Tucked away in Dun & Bradstreet’s third-quarter earnings call earlier this week was the announcement that the business and financial information provider had snapped up Purisma for $48m.
Purisma, which is based in Redwood City, California, develops customer data integration software that consolidates customer information from multiple databases and applications. Purisma’s Data Hub technology will help to simplify the integration of D&B’s business data with customers’ internal systems.
In a statement D&B said that Purisma’s Data Hub technology will provide a strong technical fit for its DUNSRight data quality process offering, which aggregates and verifies data from multiple sources. D&B pointed out that the software is purpose-built to leverage its business information databases, as well as opportunities to provide a CDI solution for its mid-market customer accounts.
Data Hub will also enhance D&B’s product solutions portfolio by adding software that works within customers’ firewalls. That’s a capability that D&B hasn’t been able to offer up to now.
It was only last month that Purisma updated its Data Hub software to allow the software to be more easily integrated into corporate data management infrastructures. While labeled by many as a CDI software provider, Purisma likes to position its software as a master data management (MDM) application for defining and maintaining consistent definitions of business entities and then sharing them via integration techniques across enterprise applications. The company claims its technology is certified to load up to 30 million records across a grid of up to 15 servers.
Neither company made any comment about plans to continue to sell Purisma as a standalone CDI platform. Purisma’s partners include Business Objects, Teradata and Oracle/Hyperion Solutions.
D&B’s business information database contains statistics on more than 100 million companies across 200 countries worldwide. The company’s databases also include business credit information which it sells and integrated into third-party software products.

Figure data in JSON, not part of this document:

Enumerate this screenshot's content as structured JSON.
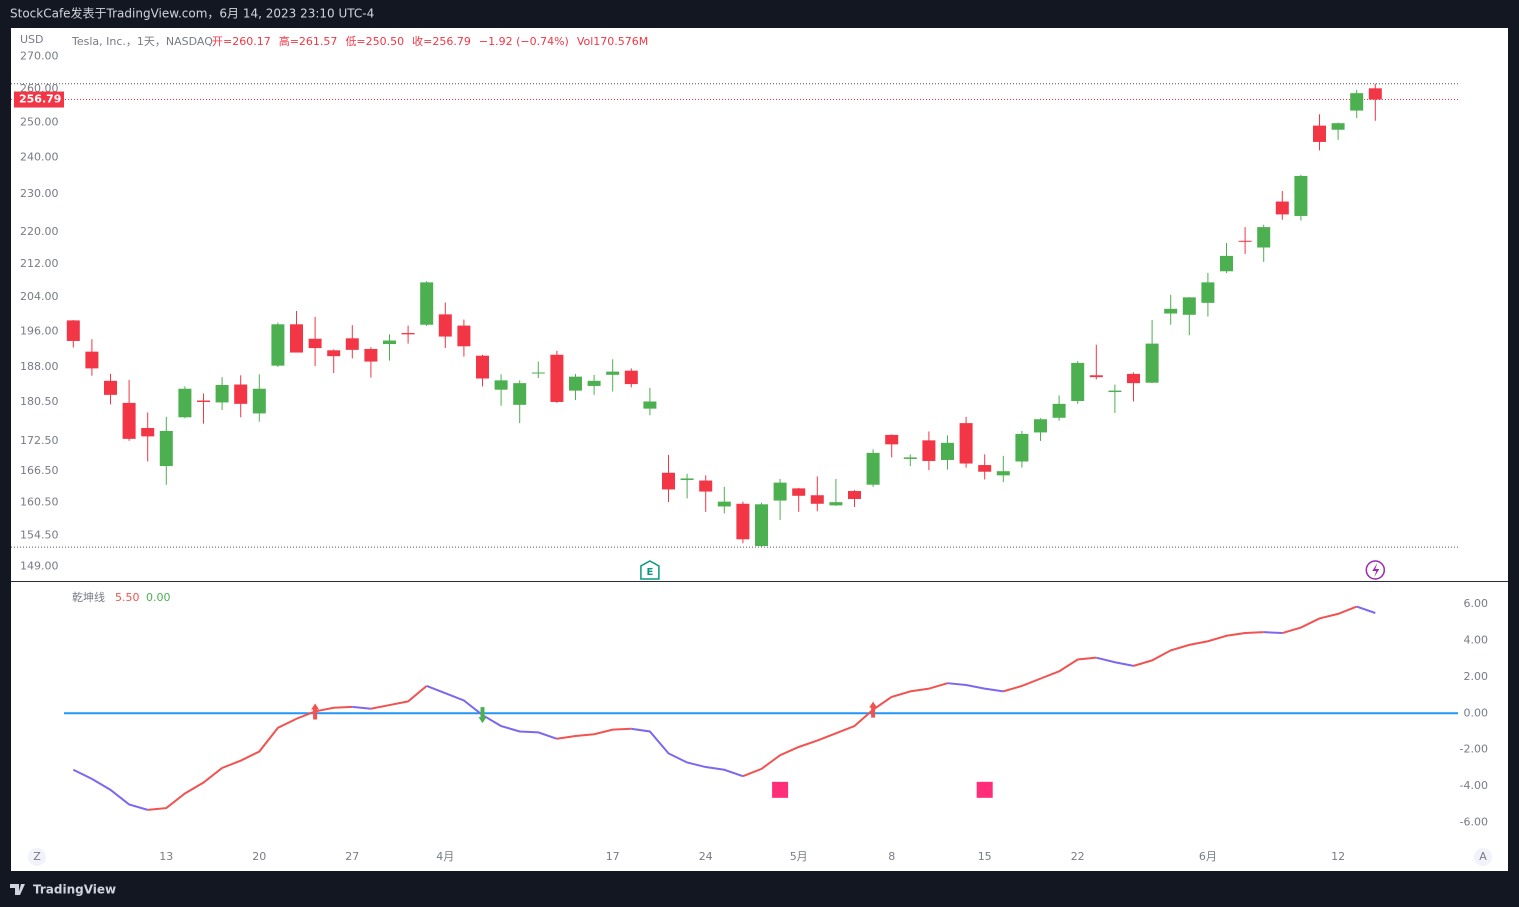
{
  "header": "StockCafe发表于TradingView.com，6月 14, 2023 23:10 UTC-4",
  "footer": "TradingView",
  "buttons": [
    "Z",
    "A"
  ],
  "chart_data": [
    {
      "type": "candlestick",
      "currency": "USD",
      "symbol": "Tesla, Inc.，1天，NASDAQ",
      "legend": [
        "开=260.17",
        "高=261.57",
        "低=250.50",
        "收=256.79",
        "−1.92 (−0.74%)"
      ],
      "volume": "Vol170.576M",
      "log_scale": true,
      "up_color": "#4caf50",
      "down_color": "#f23645",
      "ylim": [
        146.5,
        273
      ],
      "yticks": [
        {
          "value": 270,
          "label": "270.00"
        },
        {
          "value": 260,
          "label": "260.00"
        },
        {
          "value": 250,
          "label": "250.00"
        },
        {
          "value": 240,
          "label": "240.00"
        },
        {
          "value": 230,
          "label": "230.00"
        },
        {
          "value": 220,
          "label": "220.00"
        },
        {
          "value": 212,
          "label": "212.00"
        },
        {
          "value": 204,
          "label": "204.00"
        },
        {
          "value": 196,
          "label": "196.00"
        },
        {
          "value": 188,
          "label": "188.00"
        },
        {
          "value": 180.5,
          "label": "180.50"
        },
        {
          "value": 172.5,
          "label": "172.50"
        },
        {
          "value": 166.5,
          "label": "166.50"
        },
        {
          "value": 160.5,
          "label": "160.50"
        },
        {
          "value": 154.5,
          "label": "154.50"
        },
        {
          "value": 149,
          "label": "149.00"
        }
      ],
      "categories": [
        null,
        null,
        null,
        null,
        null,
        "13",
        null,
        null,
        null,
        null,
        "20",
        null,
        null,
        null,
        null,
        "27",
        null,
        null,
        null,
        null,
        "4月",
        null,
        null,
        null,
        null,
        null,
        null,
        null,
        null,
        "17",
        null,
        null,
        null,
        null,
        "24",
        null,
        null,
        null,
        null,
        "5月",
        null,
        null,
        null,
        null,
        "8",
        null,
        null,
        null,
        null,
        "15",
        null,
        null,
        null,
        null,
        "22",
        null,
        null,
        null,
        null,
        null,
        null,
        "6月",
        null,
        null,
        null,
        null,
        null,
        null,
        "12",
        null,
        null
      ],
      "open": [
        198.5,
        191.4,
        185.0,
        180.3,
        175.1,
        167.5,
        177.3,
        180.8,
        180.4,
        184.2,
        178.1,
        188.3,
        197.6,
        194.3,
        191.7,
        194.4,
        192.0,
        193.1,
        195.6,
        197.5,
        199.9,
        197.3,
        190.5,
        183.1,
        179.9,
        186.7,
        190.7,
        182.9,
        183.9,
        186.3,
        187.2,
        179.1,
        166.2,
        164.8,
        164.7,
        159.8,
        160.3,
        152.6,
        160.9,
        163.2,
        161.9,
        160.0,
        162.7,
        163.9,
        173.7,
        168.9,
        172.6,
        168.7,
        176.1,
        167.7,
        165.7,
        168.4,
        174.2,
        177.2,
        180.7,
        186.2,
        182.6,
        186.5,
        184.6,
        200.1,
        199.8,
        202.6,
        210.2,
        217.8,
        216.1,
        228.0,
        224.2,
        249.1,
        247.9,
        253.5,
        260.17
      ],
      "high": [
        198.6,
        194.2,
        186.5,
        185.2,
        178.3,
        177.4,
        183.8,
        182.3,
        185.8,
        186.2,
        186.4,
        198.0,
        200.7,
        199.3,
        191.9,
        197.4,
        192.4,
        195.3,
        197.3,
        207.8,
        202.7,
        198.7,
        190.7,
        186.4,
        185.1,
        189.2,
        191.6,
        186.5,
        186.3,
        189.7,
        187.7,
        183.5,
        169.7,
        166.0,
        165.7,
        163.5,
        160.7,
        160.5,
        165.0,
        163.3,
        165.5,
        165.0,
        162.9,
        170.8,
        173.8,
        169.8,
        174.4,
        173.6,
        177.4,
        169.8,
        169.5,
        174.5,
        177.1,
        181.9,
        189.3,
        192.96,
        184.2,
        186.8,
        198.6,
        204.5,
        203.95,
        209.8,
        217.25,
        221.3,
        221.9,
        230.8,
        235.2,
        252.4,
        250.0,
        259.7,
        261.57
      ],
      "low": [
        192.3,
        186.1,
        180.0,
        172.5,
        168.4,
        163.9,
        177.1,
        176.0,
        178.8,
        177.3,
        176.4,
        188.0,
        191.2,
        188.2,
        186.7,
        189.9,
        185.7,
        189.4,
        193.2,
        197.2,
        192.2,
        190.3,
        183.8,
        179.7,
        176.1,
        185.6,
        180.3,
        180.9,
        182.0,
        182.7,
        183.6,
        177.7,
        160.6,
        161.3,
        158.8,
        158.5,
        153.1,
        152.4,
        157.3,
        158.8,
        158.9,
        159.9,
        159.7,
        163.5,
        169.2,
        167.5,
        166.7,
        166.8,
        167.2,
        164.9,
        164.4,
        167.2,
        172.5,
        176.6,
        180.1,
        185.3,
        178.2,
        180.6,
        184.5,
        197.5,
        195.1,
        199.4,
        209.75,
        214.5,
        212.5,
        223.2,
        223.0,
        242.0,
        245.0,
        251.3,
        250.5
      ],
      "close": [
        193.8,
        187.7,
        182.0,
        172.9,
        173.4,
        174.5,
        183.3,
        180.5,
        184.1,
        180.1,
        183.3,
        197.6,
        191.2,
        192.2,
        190.4,
        191.8,
        189.2,
        193.9,
        195.3,
        207.5,
        194.8,
        192.6,
        185.5,
        185.1,
        184.5,
        186.8,
        180.5,
        185.9,
        185.0,
        187.0,
        184.3,
        180.6,
        163.0,
        165.1,
        162.6,
        160.7,
        153.8,
        160.2,
        164.3,
        161.8,
        160.3,
        160.6,
        161.2,
        170.1,
        171.8,
        169.2,
        168.5,
        172.1,
        168.0,
        166.4,
        166.5,
        173.9,
        176.9,
        180.1,
        188.9,
        185.8,
        182.9,
        184.5,
        193.2,
        201.2,
        203.9,
        207.5,
        214.0,
        217.6,
        221.3,
        224.6,
        234.9,
        244.4,
        249.8,
        258.7,
        256.79
      ],
      "events": [
        {
          "index": 31,
          "label": "E"
        },
        {
          "index": 70
        }
      ]
    },
    {
      "type": "line",
      "legend": {
        "name": "乾坤线",
        "values": [
          "5.50",
          "0.00"
        ]
      },
      "up_color": "#f05350",
      "down_color": "#7b68ee",
      "reference_line": 0,
      "reference_color": "#2196f3",
      "ylim": [
        -7.5,
        7.2
      ],
      "yticks": [
        {
          "value": 6,
          "label": "6.00"
        },
        {
          "value": 4,
          "label": "4.00"
        },
        {
          "value": 2,
          "label": "2.00"
        },
        {
          "value": 0,
          "label": "0.00"
        },
        {
          "value": -2,
          "label": "-2.00"
        },
        {
          "value": -4,
          "label": "-4.00"
        },
        {
          "value": -6,
          "label": "-6.00"
        }
      ],
      "values": [
        -3.1,
        -3.6,
        -4.2,
        -5.0,
        -5.3,
        -5.2,
        -4.4,
        -3.8,
        -3.0,
        -2.6,
        -2.1,
        -0.8,
        -0.3,
        0.1,
        0.3,
        0.35,
        0.25,
        0.45,
        0.65,
        1.5,
        1.1,
        0.7,
        -0.1,
        -0.7,
        -1.0,
        -1.05,
        -1.4,
        -1.25,
        -1.15,
        -0.9,
        -0.85,
        -1.0,
        -2.2,
        -2.7,
        -2.95,
        -3.1,
        -3.45,
        -3.05,
        -2.3,
        -1.85,
        -1.5,
        -1.1,
        -0.7,
        0.2,
        0.9,
        1.2,
        1.35,
        1.65,
        1.55,
        1.35,
        1.2,
        1.5,
        1.9,
        2.3,
        2.95,
        3.05,
        2.8,
        2.6,
        2.9,
        3.45,
        3.75,
        3.95,
        4.25,
        4.4,
        4.45,
        4.4,
        4.7,
        5.2,
        5.45,
        5.85,
        5.5
      ],
      "up_arrows": [
        13,
        43
      ],
      "down_arrows": [
        22
      ],
      "square_color": "#ff2d7a",
      "squares": {
        "index": [
          38,
          49
        ],
        "value": -4.2
      }
    }
  ]
}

D&B, which is based in Short Hills, New Jersey reported third-quarter profits up 23% on lowered costs to $56.1m. Revenue for the quarter rose a more modest 7% to $389.9m, helped by contributions from other recent acquisitions.
During the same earnings call D&B also announced the formation of a joint venture in Japan to expand its risk management offerings to large multinational firms. D&B’s partner is Tokyo Shoko Research and joint operations will begin in 2008.
D&B said it holds a majority stake in the venture.
The acquisition and joint venture is will have a negligible impact of 2007 earnings but are expected to shave off 10 cents to earnings in 2008 and add to profits thereafter.